Perpetuation of these formulary myths and others initially covered by Rucker and Schiff(1) can be traced back to many factors, including assertions from the pharmaceutical industry that formularies inhibit prescriber knowledge of their products and freedom to use any FDA- approved medications. Nonexistent didactic training about using formularies as a powerful patient safety/quality tool, rather than a restrictive cost-containment strategy, during medical and pharmacy training also hinders progress and allows reinforcement of biased, negative feelings about formularies. Sadly, one thing’s clear from our recent survey: tapping into the enormous potential of formularies will be a marathon in healthcare, not a sprint.

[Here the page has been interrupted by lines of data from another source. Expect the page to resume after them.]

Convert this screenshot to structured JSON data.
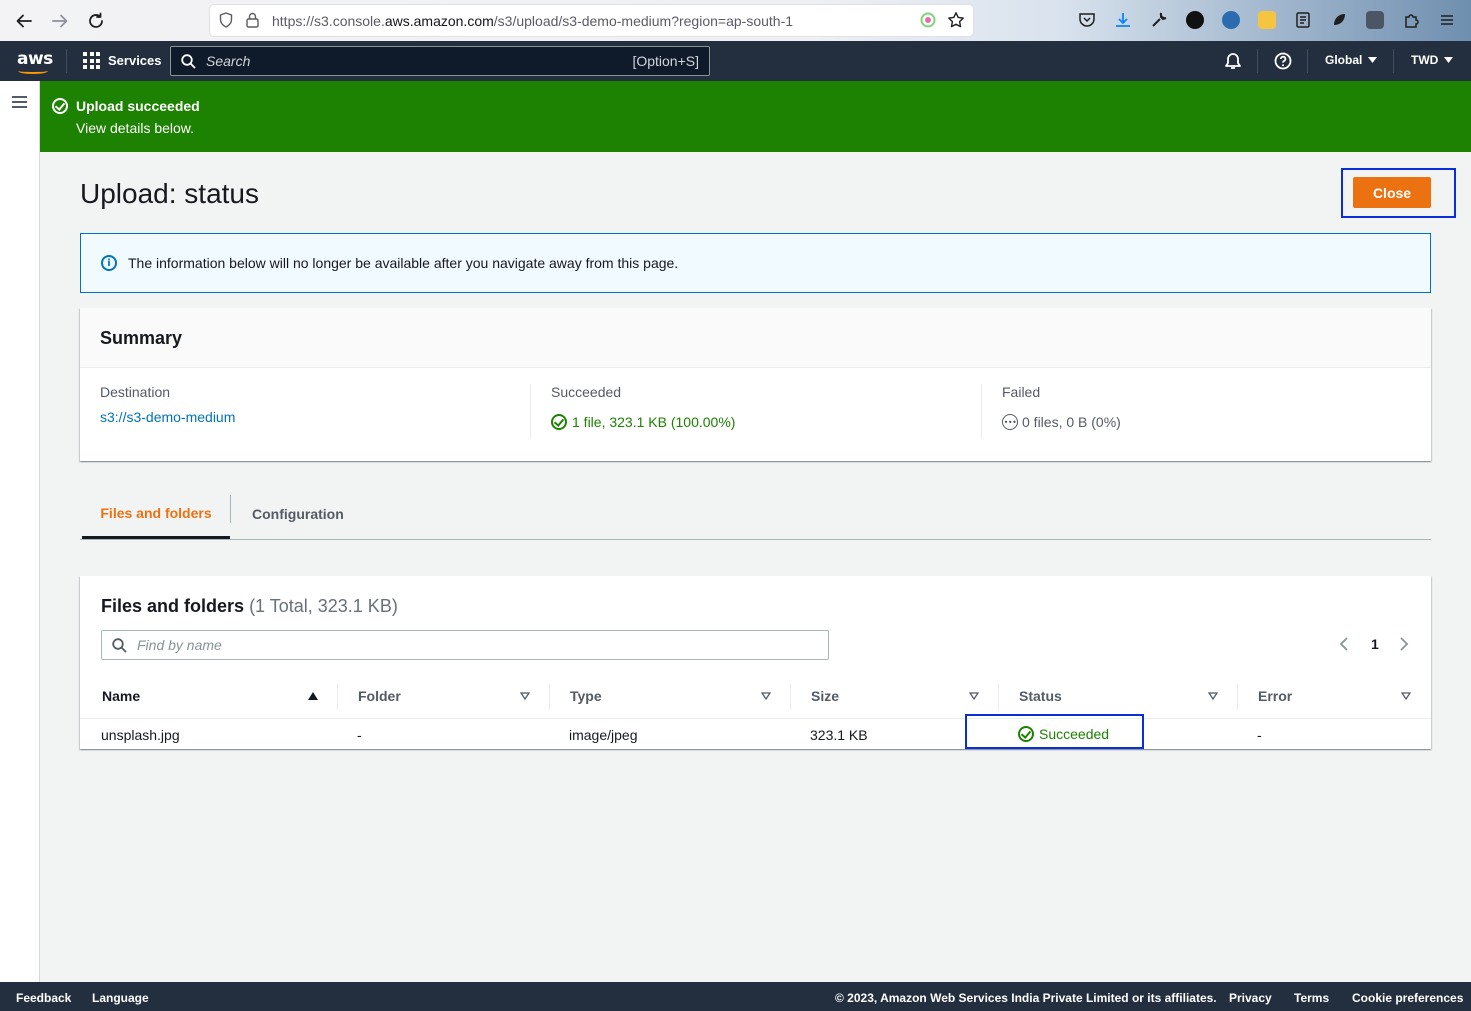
{
  "browser": {
    "url_prefix": "https://s3.console.",
    "url_domain": "aws.amazon.com",
    "url_path": "/s3/upload/s3-demo-medium?region=ap-south-1"
  },
  "aws_nav": {
    "logo": "aws",
    "services_label": "Services",
    "search_placeholder": "Search",
    "search_shortcut": "[Option+S]",
    "region": "Global",
    "account": "TWD"
  },
  "flash": {
    "title": "Upload succeeded",
    "message": "View details below."
  },
  "page": {
    "title": "Upload: status",
    "close_label": "Close"
  },
  "info_alert": {
    "icon": "i",
    "text": "The information below will no longer be available after you navigate away from this page."
  },
  "summary": {
    "title": "Summary",
    "destination_label": "Destination",
    "destination_value": "s3://s3-demo-medium",
    "succeeded_label": "Succeeded",
    "succeeded_value": "1 file, 323.1 KB (100.00%)",
    "failed_label": "Failed",
    "failed_icon": "•••",
    "failed_value": "0 files, 0 B (0%)"
  },
  "tabs": [
    {
      "label": "Files and folders",
      "active": true
    },
    {
      "label": "Configuration",
      "active": false
    }
  ],
  "files": {
    "title": "Files and folders",
    "count": "(1 Total, 323.1 KB)",
    "find_placeholder": "Find by name",
    "page_number": "1",
    "columns": [
      "Name",
      "Folder",
      "Type",
      "Size",
      "Status",
      "Error"
    ],
    "rows": [
      {
        "name": "unsplash.jpg",
        "folder": "-",
        "type": "image/jpeg",
        "size": "323.1 KB",
        "status": "Succeeded",
        "error": "-"
      }
    ]
  },
  "footer": {
    "feedback": "Feedback",
    "language": "Language",
    "copyright": "© 2023, Amazon Web Services India Private Limited or its affiliates.",
    "privacy": "Privacy",
    "terms": "Terms",
    "cookies": "Cookie preferences"
  },
  "colors": {
    "aws_nav": "#232f3e",
    "flash_success": "#1d8102",
    "primary_button": "#ec7211",
    "link": "#0073bb",
    "focus_outline": "#0b2edb"
  }
}
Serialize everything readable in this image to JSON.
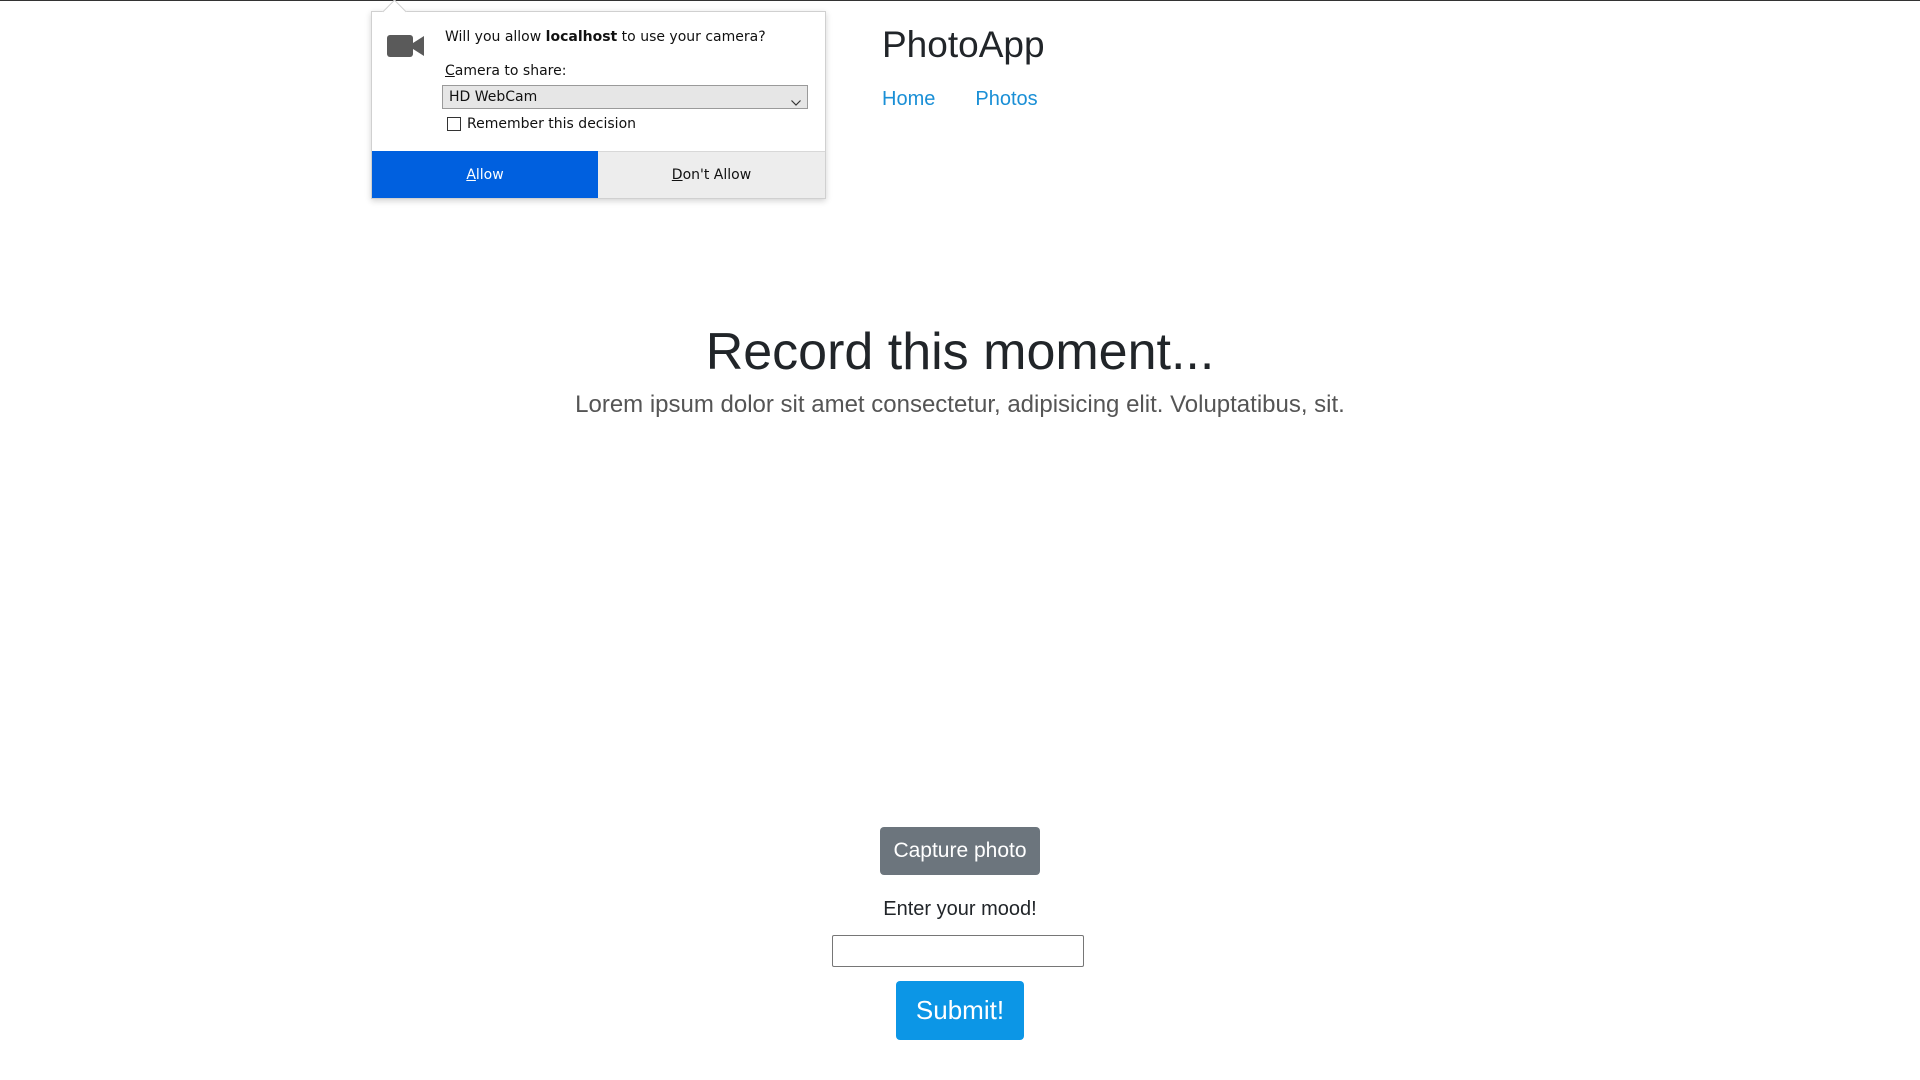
{
  "header": {
    "brand": "PhotoApp",
    "nav": [
      "Home",
      "Photos"
    ]
  },
  "hero": {
    "title": "Record this moment...",
    "subtitle": "Lorem ipsum dolor sit amet consectetur, adipisicing elit. Voluptatibus, sit."
  },
  "controls": {
    "capture_label": "Capture photo",
    "mood_label": "Enter your mood!",
    "mood_value": "",
    "submit_label": "Submit!"
  },
  "permission_popup": {
    "question_prefix": "Will you allow ",
    "host": "localhost",
    "question_suffix": " to use your camera?",
    "camera_label_accesskey": "C",
    "camera_label_rest": "amera to share:",
    "camera_selected": "HD WebCam",
    "remember_label": "Remember this decision",
    "remember_checked": false,
    "allow_accesskey": "A",
    "allow_rest": "llow",
    "dont_accesskey": "D",
    "dont_rest": "on't Allow",
    "icon": "camera-icon"
  },
  "colors": {
    "link": "#1a8fd6",
    "capture_button": "#6c757d",
    "submit_button": "#0c96e6",
    "allow_button": "#0060df"
  }
}
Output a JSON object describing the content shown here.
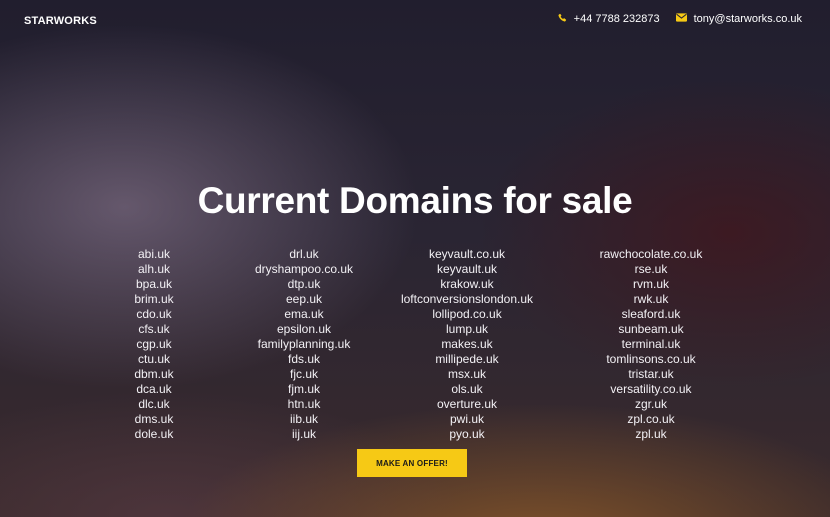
{
  "header": {
    "brand": "STARWORKS",
    "phone": "+44 7788 232873",
    "email": "tony@starworks.co.uk",
    "phone_icon": "phone-icon",
    "email_icon": "envelope-icon",
    "icon_color": "#f6c915"
  },
  "main": {
    "title": "Current Domains for sale",
    "columns": [
      [
        "abi.uk",
        "alh.uk",
        "bpa.uk",
        "brim.uk",
        "cdo.uk",
        "cfs.uk",
        "cgp.uk",
        "ctu.uk",
        "dbm.uk",
        "dca.uk",
        "dlc.uk",
        "dms.uk",
        "dole.uk"
      ],
      [
        "drl.uk",
        "dryshampoo.co.uk",
        "dtp.uk",
        "eep.uk",
        "ema.uk",
        "epsilon.uk",
        "familyplanning.uk",
        "fds.uk",
        "fjc.uk",
        "fjm.uk",
        "htn.uk",
        "iib.uk",
        "iij.uk"
      ],
      [
        "keyvault.co.uk",
        "keyvault.uk",
        "krakow.uk",
        "loftconversionslondon.uk",
        "lollipod.co.uk",
        "lump.uk",
        "makes.uk",
        "millipede.uk",
        "msx.uk",
        "ols.uk",
        "overture.uk",
        "pwi.uk",
        "pyo.uk"
      ],
      [
        "rawchocolate.co.uk",
        "rse.uk",
        "rvm.uk",
        "rwk.uk",
        "sleaford.uk",
        "sunbeam.uk",
        "terminal.uk",
        "tomlinsons.co.uk",
        "tristar.uk",
        "versatility.co.uk",
        "zgr.uk",
        "zpl.co.uk",
        "zpl.uk"
      ]
    ],
    "offer_button": "MAKE AN OFFER!",
    "accent_color": "#f6c915"
  }
}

Holding frank discussions about the formulary myths presented in our November 2004 survey could prove to be one giant step on this journey toward optimal care for patients. Focused attention on the theoretical foundation and operational parameters of formularies by health professional schools, the research community, and funding agencies could also result in identification of the most appropriate role of drug formularies in society today.

Reference 1: Rucker TD, Schiff G. Drug formularies: myths-in-formation. Medical Care 1990; 28:928-942. Reprinted in Hosp Pharm 1991;26:507-514.